DanielAsarnow · June 29, 2022, 8:13pm

Ah, then I think our experience is actually similar. After I used the EMAN2 NN picker (actually a very different than Topaz or BoxNet) and got my first results, I went back and used templates genereated from my 3D volumes to pick.

Lixiao · June 30, 2022, 8:42am

Did you use phase plates for collecting your RNA data? It seems the phase plate can help to increase RNA sample contrast.
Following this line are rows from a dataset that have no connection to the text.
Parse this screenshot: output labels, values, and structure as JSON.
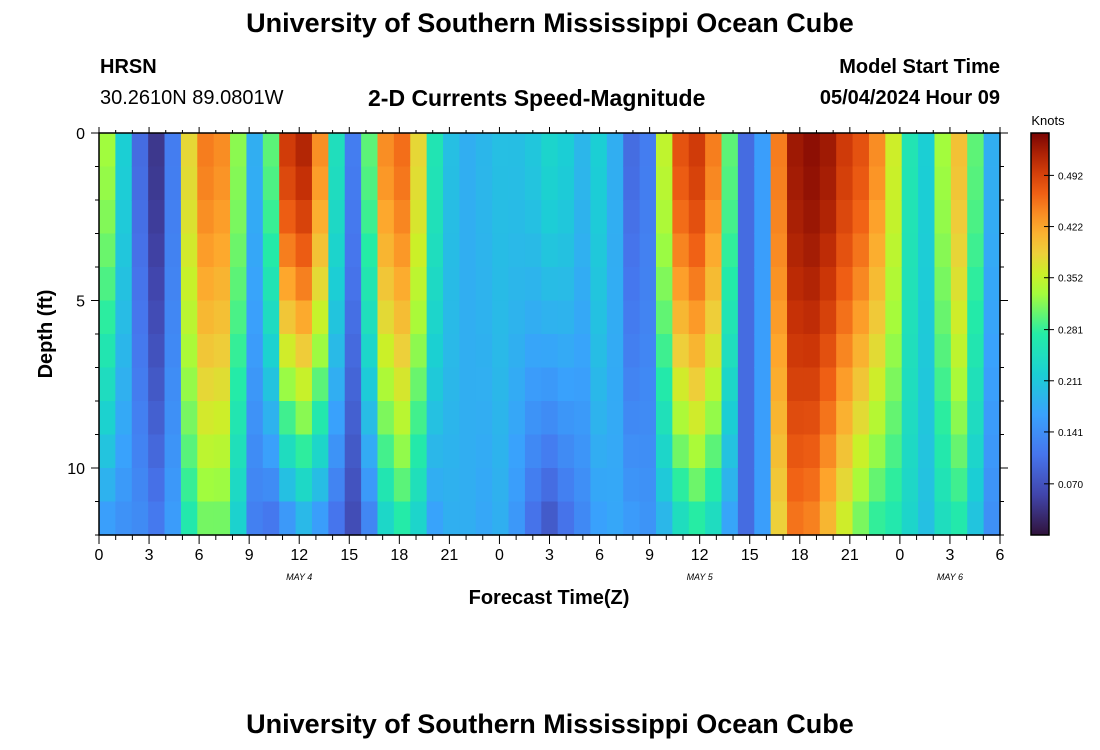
{
  "page_title": "University of Southern Mississippi Ocean Cube",
  "footer_title": "University of Southern Mississippi Ocean Cube",
  "station": {
    "code": "HRSN",
    "coords": "30.2610N  89.0801W"
  },
  "model": {
    "label": "Model Start Time",
    "value": "05/04/2024 Hour 09"
  },
  "chart_data": {
    "type": "heatmap",
    "title": "2-D Currents Speed-Magnitude",
    "xlabel": "Forecast Time(Z)",
    "ylabel": "Depth (ft)",
    "colorbar_label": "Knots",
    "colorbar_ticks": [
      0.07,
      0.141,
      0.211,
      0.281,
      0.352,
      0.422,
      0.492
    ],
    "colorbar_tick_labels": [
      "0.070",
      "0.141",
      "0.211",
      "0.281",
      "0.352",
      "0.422",
      "0.492"
    ],
    "vmin": 0.0,
    "vmax": 0.55,
    "xlim": [
      0,
      54
    ],
    "ylim": [
      0,
      12
    ],
    "x_ticks": [
      0,
      3,
      6,
      9,
      12,
      15,
      18,
      21,
      24,
      27,
      30,
      33,
      36,
      39,
      42,
      45,
      48,
      51,
      54
    ],
    "x_tick_labels": [
      "0",
      "3",
      "6",
      "9",
      "12",
      "15",
      "18",
      "21",
      "0",
      "3",
      "6",
      "9",
      "12",
      "15",
      "18",
      "21",
      "0",
      "3",
      "6"
    ],
    "y_ticks": [
      0,
      5,
      10
    ],
    "y_tick_labels": [
      "0",
      "5",
      "10"
    ],
    "date_labels": [
      {
        "x": 12,
        "text": "MAY 4"
      },
      {
        "x": 36,
        "text": "MAY 5"
      },
      {
        "x": 51,
        "text": "MAY 6"
      }
    ],
    "time_hours": [
      0,
      1,
      2,
      3,
      4,
      5,
      6,
      7,
      8,
      9,
      10,
      11,
      12,
      13,
      14,
      15,
      16,
      17,
      18,
      19,
      20,
      21,
      22,
      23,
      24,
      25,
      26,
      27,
      28,
      29,
      30,
      31,
      32,
      33,
      34,
      35,
      36,
      37,
      38,
      39,
      40,
      41,
      42,
      43,
      44,
      45,
      46,
      47,
      48,
      49,
      50,
      51,
      52,
      53,
      54
    ],
    "surface_speed_knots": [
      0.33,
      0.22,
      0.1,
      0.04,
      0.12,
      0.38,
      0.45,
      0.44,
      0.32,
      0.18,
      0.3,
      0.5,
      0.52,
      0.44,
      0.25,
      0.12,
      0.3,
      0.44,
      0.46,
      0.38,
      0.26,
      0.2,
      0.18,
      0.19,
      0.2,
      0.2,
      0.21,
      0.23,
      0.22,
      0.19,
      0.22,
      0.18,
      0.1,
      0.12,
      0.35,
      0.48,
      0.5,
      0.45,
      0.3,
      0.1,
      0.16,
      0.45,
      0.53,
      0.54,
      0.53,
      0.5,
      0.48,
      0.44,
      0.36,
      0.26,
      0.22,
      0.33,
      0.4,
      0.3,
      0.18
    ],
    "bottom_speed_knots": [
      0.15,
      0.14,
      0.14,
      0.12,
      0.16,
      0.26,
      0.3,
      0.3,
      0.22,
      0.12,
      0.1,
      0.13,
      0.17,
      0.14,
      0.1,
      0.06,
      0.12,
      0.22,
      0.26,
      0.22,
      0.16,
      0.18,
      0.18,
      0.17,
      0.18,
      0.15,
      0.1,
      0.07,
      0.1,
      0.13,
      0.16,
      0.17,
      0.16,
      0.15,
      0.18,
      0.23,
      0.26,
      0.23,
      0.16,
      0.1,
      0.16,
      0.38,
      0.45,
      0.44,
      0.4,
      0.35,
      0.3,
      0.27,
      0.26,
      0.23,
      0.2,
      0.24,
      0.26,
      0.2,
      0.14
    ]
  }
}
Yes. It’s heterogeneous. But after running multi-class 3D ab initio and heterogeneous refinements, I found some parts of the map look rather consistent. I used a mask to focus on the region for uniform and non-uniform refinement. The FSC looked better. But, still no RNA helices was visible and the flower-like spikes could not be avoided.

Vruiz · June 30, 2022, 3:46pm

I never used phase plate.

What do the ab initio models look like? Did you try running 3D classification instead of heterogeneous refinement after ab-initio?